The primary target of these measures would appear to be China, which is undoubtedly a major offender in the dumping of steel and which has been at loggerheads with both the US and the EU for years.

However, a report authored by Chad Brown of the Peterson Institute for International Economics (PIIE) found that the measures would disproportionately hurt countries such as Canada, Mexico, Japan, Germany and South Korea – all of whom are important allies of the US.

Brown explains: “As of 2016, 9.2% of US imports from China were already covered by these trade barriers, compared to only 2.2% of US imports from the rest of the world.”

He also warns that “the administration’s stated protectionist measures are likely to damage the US economy and could spiral out of control, leading to retaliation”.

Backlash 

These retaliatory measures could come in many different forms. They could be tit-for-tat tariffs, cases at the WTO, or the targeting of US businesses abroad. The latter is more likely in the case of China, says Jan Gaspers, the head of the European China policy unit at the Mercator Institute for China Studies (Merics).

He tells GTR: “There are softer measures, the targeting of US businesses in China – red tape, or  tax issues, or targeting managers. That’s painful and builds up the pressure against the US government at home. Bogus charges have been brought in a few cases against businesses from the US and EU in China. Senior management being charged with bogus charges, which don’t go any further but which can take years to clear – this can be very destructive to business.”

Other nations could look to retaliate through government procurement. Governments have leeway to act unilaterally on the purchasing of other countries’ exports. So in the case of a European national airline, they could refuse to purchase Boeing craft as a means of returning fire.

A recent case of this was when Canada suggested in May that it could can plans to purchase a fleet of Boeing fighter jets, after the US government backed Boeing claims that Canadian plane manufacturer Bombardier was dumping jets in the US market.

EU-Japan deal

Meanwhile, on the eve of the summit, the EU and Japan formally agreed an outline free trade deal, that experts say is a “huge political victory” for both countries.

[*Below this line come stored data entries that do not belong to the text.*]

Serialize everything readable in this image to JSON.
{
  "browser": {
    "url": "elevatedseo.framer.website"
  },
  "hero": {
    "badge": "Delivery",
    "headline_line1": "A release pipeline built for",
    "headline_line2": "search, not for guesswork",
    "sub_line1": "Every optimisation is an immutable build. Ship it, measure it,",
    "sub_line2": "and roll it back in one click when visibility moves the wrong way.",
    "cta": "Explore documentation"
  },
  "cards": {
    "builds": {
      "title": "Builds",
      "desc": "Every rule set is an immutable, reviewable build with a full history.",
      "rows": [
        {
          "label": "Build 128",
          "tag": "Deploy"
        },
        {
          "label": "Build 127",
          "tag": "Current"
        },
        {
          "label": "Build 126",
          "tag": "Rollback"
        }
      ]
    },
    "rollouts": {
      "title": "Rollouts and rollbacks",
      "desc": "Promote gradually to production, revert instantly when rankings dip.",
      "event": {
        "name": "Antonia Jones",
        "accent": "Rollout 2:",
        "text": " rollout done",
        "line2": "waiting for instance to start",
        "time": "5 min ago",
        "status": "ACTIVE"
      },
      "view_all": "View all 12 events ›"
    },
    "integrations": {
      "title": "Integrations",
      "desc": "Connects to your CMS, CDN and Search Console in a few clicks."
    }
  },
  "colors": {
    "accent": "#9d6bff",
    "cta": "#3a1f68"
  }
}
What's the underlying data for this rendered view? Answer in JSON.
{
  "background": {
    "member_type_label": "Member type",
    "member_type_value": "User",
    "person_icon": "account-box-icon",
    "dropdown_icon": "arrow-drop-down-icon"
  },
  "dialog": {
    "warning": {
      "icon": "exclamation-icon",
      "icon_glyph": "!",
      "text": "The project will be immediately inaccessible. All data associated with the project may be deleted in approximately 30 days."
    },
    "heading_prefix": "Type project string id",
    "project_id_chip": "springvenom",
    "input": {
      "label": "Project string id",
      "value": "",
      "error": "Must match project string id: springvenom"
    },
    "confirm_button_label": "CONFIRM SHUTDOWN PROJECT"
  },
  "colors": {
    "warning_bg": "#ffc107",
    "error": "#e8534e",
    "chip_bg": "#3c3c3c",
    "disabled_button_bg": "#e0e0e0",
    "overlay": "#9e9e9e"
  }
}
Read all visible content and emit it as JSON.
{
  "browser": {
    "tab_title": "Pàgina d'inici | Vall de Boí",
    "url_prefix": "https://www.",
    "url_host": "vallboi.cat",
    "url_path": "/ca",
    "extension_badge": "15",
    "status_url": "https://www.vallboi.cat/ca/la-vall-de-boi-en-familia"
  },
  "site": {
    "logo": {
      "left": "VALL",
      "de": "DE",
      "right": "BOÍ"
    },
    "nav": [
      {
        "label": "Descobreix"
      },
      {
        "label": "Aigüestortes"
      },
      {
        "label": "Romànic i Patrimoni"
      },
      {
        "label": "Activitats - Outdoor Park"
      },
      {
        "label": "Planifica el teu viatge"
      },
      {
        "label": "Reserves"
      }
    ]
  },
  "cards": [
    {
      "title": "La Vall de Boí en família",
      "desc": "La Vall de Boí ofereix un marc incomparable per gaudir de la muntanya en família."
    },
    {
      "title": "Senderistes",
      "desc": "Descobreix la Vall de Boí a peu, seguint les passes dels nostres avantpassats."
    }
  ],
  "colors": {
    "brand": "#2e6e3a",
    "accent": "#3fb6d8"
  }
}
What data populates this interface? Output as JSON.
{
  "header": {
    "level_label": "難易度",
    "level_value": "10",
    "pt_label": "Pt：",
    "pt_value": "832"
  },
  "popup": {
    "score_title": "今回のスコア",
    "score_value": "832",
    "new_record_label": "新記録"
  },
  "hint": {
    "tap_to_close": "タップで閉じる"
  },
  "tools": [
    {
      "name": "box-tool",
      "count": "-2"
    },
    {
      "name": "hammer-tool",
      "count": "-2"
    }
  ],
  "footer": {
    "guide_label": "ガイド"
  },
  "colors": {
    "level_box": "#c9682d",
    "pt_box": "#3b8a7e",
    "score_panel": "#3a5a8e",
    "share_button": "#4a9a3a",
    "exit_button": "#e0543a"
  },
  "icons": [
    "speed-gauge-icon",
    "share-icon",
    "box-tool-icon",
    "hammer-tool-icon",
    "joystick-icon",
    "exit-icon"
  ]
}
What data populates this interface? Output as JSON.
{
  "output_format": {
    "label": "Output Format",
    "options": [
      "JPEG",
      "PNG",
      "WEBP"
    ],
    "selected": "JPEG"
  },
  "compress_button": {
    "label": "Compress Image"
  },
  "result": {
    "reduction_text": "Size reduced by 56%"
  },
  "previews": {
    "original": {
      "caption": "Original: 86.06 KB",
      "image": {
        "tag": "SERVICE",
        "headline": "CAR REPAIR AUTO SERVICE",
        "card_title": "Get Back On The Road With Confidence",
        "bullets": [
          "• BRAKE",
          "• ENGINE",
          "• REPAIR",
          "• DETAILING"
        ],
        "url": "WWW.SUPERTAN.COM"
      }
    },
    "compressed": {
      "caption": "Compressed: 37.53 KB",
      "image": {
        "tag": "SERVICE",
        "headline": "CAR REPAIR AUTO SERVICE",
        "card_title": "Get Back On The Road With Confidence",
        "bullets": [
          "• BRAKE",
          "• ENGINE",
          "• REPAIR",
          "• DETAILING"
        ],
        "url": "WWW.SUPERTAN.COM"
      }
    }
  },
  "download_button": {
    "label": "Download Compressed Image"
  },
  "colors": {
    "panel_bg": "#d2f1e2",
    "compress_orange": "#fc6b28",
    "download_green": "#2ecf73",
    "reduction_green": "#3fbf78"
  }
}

Both the EU and Japan had been involved in talks with the US over multilateral agreements: the Transatlantic Trade and Investment Partnership (involving the EU and US, when it was still at the negotiating stage) and the Trans Pacific Partnership (involving the US, Japan and 10 other Pacific Rim states). TTIP has been put on hold and TPP has been scrapped by Trump by executive order.

That Japan and the EU have signed an agreement, just as Trump is getting ready to unveil protectionist measures, is being described as “symbolic”.

“It is very politically important and symbolic. It is very important to have Japan along with the EU at this time. There is a strong political will and it is a huge political win for the EU and Japan to announce it at the G20 summit: two huge global powers, at a difficult stage for global trade with the situations with the US, TPP and Brexit,” Aline Doussin, a partner in Squire Patton Boggs’ regulatory practice in London, tells GTR.

Few details of the agreement have been made public, but the agreement outlines a path for a deal on trading in goods without tariff barriers between the two economic giants.

It’s not thought that there is agreement over data sharing and investment protection, two contentious non-tariff barriers, but many tariff barriers will fall away, likely benefitting the Japanese car industry and the European food production sectors.